Vortrag und Diskussion mit vielfach ausgezeichnetem Wirtschaftsjournalisten und Buchautor in Westerstede und Bremervörde
Humusaufbauprogramm des landwirtschaftlichen Vollerwerbbetriebs – Hof Icken – in Geestland
Bodenschutz durch Humusaufbau
Humose Böden sind wesentlich weniger erosionsgefährdet als humusarme Böden. Sie sind widerstandsfähiger gegen Witterungsereignisse wie Starkregen, Wind und Trockenheit. Ein humoser Boden kann pro Prozent Humusgehalt bis zu 400 m³ Wasser pro ha zusätzlich speichern. Ein humoser Boden kann Starkniederschläge bis zu 125 l pro m² und Stunde aufnehmen. Das senkt zusätzlich die Gefahr von Überschwemmungen. Ein humoser Boden ist ein enormer Nährstoffspeicher. Pro Prozent Humusgehalt werden z.B. 2.500 kg Stickstoff gebunden, Stickstoff der bei Bedarf von den Pflanzen abgerufen werden kann. Stickstoff, der somit auch nicht als Nitrat ins Grundwasser ausgespült wird.
Klimaschutz durch Humusaufbau
Die grüne Pflanze nimmt durch Photosynthese CO2 auf und wandelt dieses in Sauerstoff und Kohlenstoff um. Dabei wird der Sauerstoff an die Atmosphäre abgegeben und der Kohlenstoff bleibt in der Pflanze fest gebunden. Die grüne Pflanze ist als einziges Lebewesen dazu in der Lage. Bisher ist nicht einmal der Mensch mit all seinen technischen Errungenschaften in der Lage diesen Prozess künstlich nachzubilden. Sobald die Pflanze abstirbt wird sie wieder in ihre Einzelteile zerlegt. Dabei wird der gebundene Kohlenstoff teilweise in Verbindung mit Sauerstoff zu CO2 umgewandelt und an die Atmosphäre abgegeben. Werden die abgestorbenen Pflanzenteile aber in stabile Huminsäuren und somit zu Humus umgewandelt, verbleibt der Kohlenstoff und somit das CO2 im Boden fixiert. Dies bedeutet, wird der Humusgehalt im Boden erhöht wird der CO2-Gehalt in der Atmosphäre reduziert und somit das Klima entlastet. Umgekehrt bedeutet Humusabbau, der fixierte Kohlenstoff wird zu CO2 abgebaut und das Klima wird zusätzlich belastet.

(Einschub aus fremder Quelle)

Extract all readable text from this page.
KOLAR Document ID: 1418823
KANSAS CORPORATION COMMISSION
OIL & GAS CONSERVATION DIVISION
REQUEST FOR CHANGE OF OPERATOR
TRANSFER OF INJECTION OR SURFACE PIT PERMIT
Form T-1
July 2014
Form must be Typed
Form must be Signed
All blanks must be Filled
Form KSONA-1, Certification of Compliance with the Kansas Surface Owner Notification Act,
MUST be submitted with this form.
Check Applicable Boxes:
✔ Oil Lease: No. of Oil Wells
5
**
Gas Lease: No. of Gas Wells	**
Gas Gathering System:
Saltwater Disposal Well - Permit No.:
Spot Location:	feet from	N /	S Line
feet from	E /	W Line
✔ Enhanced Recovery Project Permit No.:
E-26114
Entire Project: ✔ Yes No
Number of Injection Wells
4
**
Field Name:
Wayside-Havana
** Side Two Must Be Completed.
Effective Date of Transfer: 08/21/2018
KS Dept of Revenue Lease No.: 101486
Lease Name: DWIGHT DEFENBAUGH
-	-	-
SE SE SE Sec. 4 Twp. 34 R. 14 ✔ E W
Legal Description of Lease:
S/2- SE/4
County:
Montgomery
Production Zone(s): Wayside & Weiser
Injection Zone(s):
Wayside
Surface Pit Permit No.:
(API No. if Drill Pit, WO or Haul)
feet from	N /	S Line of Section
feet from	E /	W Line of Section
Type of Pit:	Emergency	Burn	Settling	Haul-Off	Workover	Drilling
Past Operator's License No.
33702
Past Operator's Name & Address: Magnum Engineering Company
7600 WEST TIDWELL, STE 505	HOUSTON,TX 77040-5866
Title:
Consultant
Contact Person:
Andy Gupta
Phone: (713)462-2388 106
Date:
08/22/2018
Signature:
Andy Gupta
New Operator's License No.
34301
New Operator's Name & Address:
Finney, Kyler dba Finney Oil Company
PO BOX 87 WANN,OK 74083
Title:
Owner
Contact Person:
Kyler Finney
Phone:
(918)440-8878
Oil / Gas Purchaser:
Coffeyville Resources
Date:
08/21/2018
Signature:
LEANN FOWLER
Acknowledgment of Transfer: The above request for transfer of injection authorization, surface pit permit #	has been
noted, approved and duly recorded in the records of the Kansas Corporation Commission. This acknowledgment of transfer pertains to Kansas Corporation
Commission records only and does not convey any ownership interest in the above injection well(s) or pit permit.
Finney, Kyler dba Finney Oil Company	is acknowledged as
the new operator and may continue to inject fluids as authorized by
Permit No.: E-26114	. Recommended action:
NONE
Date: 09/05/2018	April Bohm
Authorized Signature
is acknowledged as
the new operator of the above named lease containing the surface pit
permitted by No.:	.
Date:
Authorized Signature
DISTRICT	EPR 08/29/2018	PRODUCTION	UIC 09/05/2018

Durch welche Maßnahmen erfolgt Humusaufbau?
Der Humusgehalt des Ackerbodens wird neben dem Ausgangsgestein und dem vorherrschenden Klima maßgeblich von der Art der Bewirtschaftung beeinflusst. Je mehr der folgenden Maßnahmen gleichzeitig eingesetzt werden, desto rascher wird Humus aufgebaut.
Die wichtigsten Maßnahmen sind:
- Düngung mit Kompost (anstelle von Handelsdünger, Gülle oder Jauche) – Kompost ist fertiger Humus und trägt somit am stärksten zum Humusaufbau bei. Je größer die Kompostmenge, desto rascher geht der Humusaufbau vor sich.
- Minimale Bodenbearbeitung (anstelle von Pflug: Grubber, Hacke und Striegel) – je weniger der Boden bearbeitet ist, desto geringer ist der Sauerstoffeintrag und desto stabiler bleibt der aufgebaute Humus bestehen. Im Idealfall erfolgt überhaupt keine Bodenbearbeitung. Die Saat wird mittels Schlitzsaat in bestehende Gründecken eingebracht.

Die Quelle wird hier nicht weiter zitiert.